Open jvanbaarsen opened 7 years ago
I think that a tool like "rkhunter" includes both service/port scanning, file scanning and known exploit scanning. So with running something like rkhunter, you have all tools in one.
I believe there is a subtle difference in rkhunter and Tripwire. Tripwire acts as an Intrusion detection system, RKHunter mainly checks for rootkits. I have to dive deeper into this matter. I'll report back here when I have more info.
@michiels I think it makes sense to run both.
@jvanbaarsen Allright. I've already done some research towards this, so if you have anything that you think Tripwire does on top of RKHunter, then I'm happy to hear!
@michiels Tripwire checks a full set of files and checks if they have been modified. What I've seen so far is that RKHunter checks against a known list of rootkits, and only checks for those instances.
Downside of Tripwire is that it takes a lot of configuration work.

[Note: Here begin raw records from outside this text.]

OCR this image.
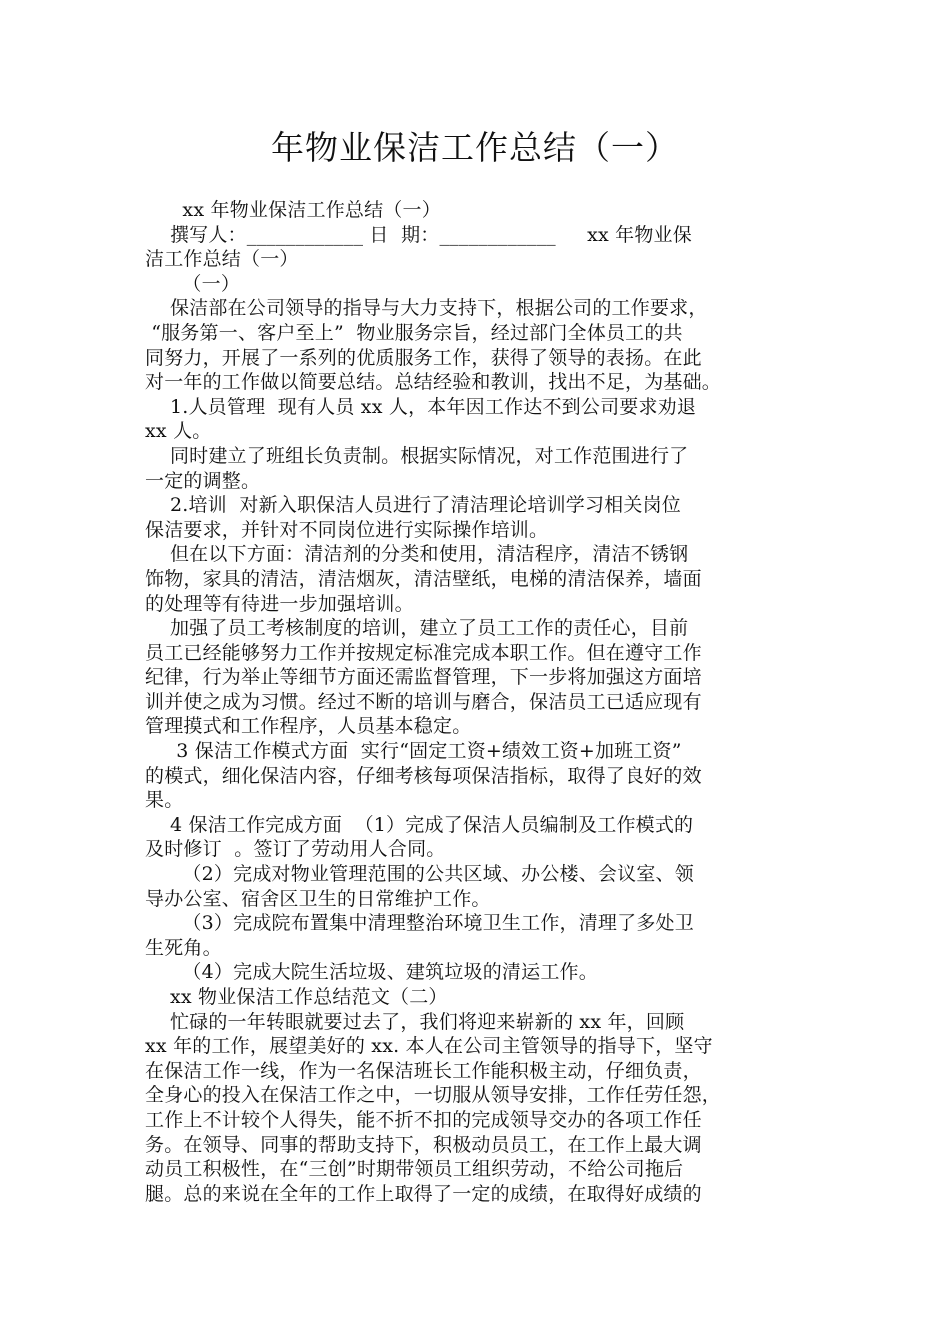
年物业保洁工作总结（一）
xx 年物业保洁工作总结（一）
撰写人：____________ 日  期：____________     xx 年物业保
洁工作总结（一）
（一）
保洁部在公司领导的指导与大力支持下，根据公司的工作要求，
“服务第一、客户至上”  物业服务宗旨，经过部门全体员工的共
同努力，开展了一系列的优质服务工作，获得了领导的表扬。在此
对一年的工作做以简要总结。总结经验和教训，找出不足，为基础。
1.人员管理  现有人员 xx 人，本年因工作达不到公司要求劝退
xx 人。
同时建立了班组长负责制。根据实际情况，对工作范围进行了
一定的调整。
2.培训  对新入职保洁人员进行了清洁理论培训学习相关岗位
保洁要求，并针对不同岗位进行实际操作培训。
但在以下方面：清洁剂的分类和使用，清洁程序，清洁不锈钢
饰物，家具的清洁，清洁烟灰，清洁壁纸，电梯的清洁保养，墙面
的处理等有待进一步加强培训。
加强了员工考核制度的培训，建立了员工工作的责任心，目前
员工已经能够努力工作并按规定标准完成本职工作。但在遵守工作
纪律，行为举止等细节方面还需监督管理，下一步将加强这方面培
训并使之成为习惯。经过不断的培训与磨合，保洁员工已适应现有
管理摸式和工作程序，人员基本稳定。
3 保洁工作模式方面  实行“固定工资+绩效工资+加班工资”
的模式，细化保洁内容，仔细考核每项保洁指标，取得了良好的效
果。
4 保洁工作完成方面  （1）完成了保洁人员编制及工作模式的
及时修订  。签订了劳动用人合同。
（2）完成对物业管理范围的公共区域、办公楼、会议室、领
导办公室、宿舍区卫生的日常维护工作。
（3）完成院布置集中清理整治环境卫生工作，清理了多处卫
生死角。
（4）完成大院生活垃圾、建筑垃圾的清运工作。
xx 物业保洁工作总结范文（二）
忙碌的一年转眼就要过去了，我们将迎来崭新的 xx 年，回顾
xx 年的工作，展望美好的 xx. 本人在公司主管领导的指导下，坚守
在保洁工作一线，作为一名保洁班长工作能积极主动，仔细负责，
全身心的投入在保洁工作之中，一切服从领导安排，工作任劳任怨，
工作上不计较个人得失，能不折不扣的完成领导交办的各项工作任
务。在领导、同事的帮助支持下，积极动员员工，在工作上最大调
动员工积极性，在“三创”时期带领员工组织劳动，不给公司拖后
腿。总的来说在全年的工作上取得了一定的成绩，在取得好成绩的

@jvanbaarsen Ok, my experience is that rkhunter checks for all system files that have been installed when you "snapshotted" your system, and you can exclude paths that you know are going to change (because of deployments for example). But, we can test them both as part of this issue!
@michiels Yeah, I have now configured Tripwire on a new server, will also install RKHunter besides it. We can then see which gives the best result.
In order to improve security, we want to monitor the state of our servers. This includes adding a tripwire system that keeps monitoring certain files to see if they get modified. A possible system for this can be Tripwire.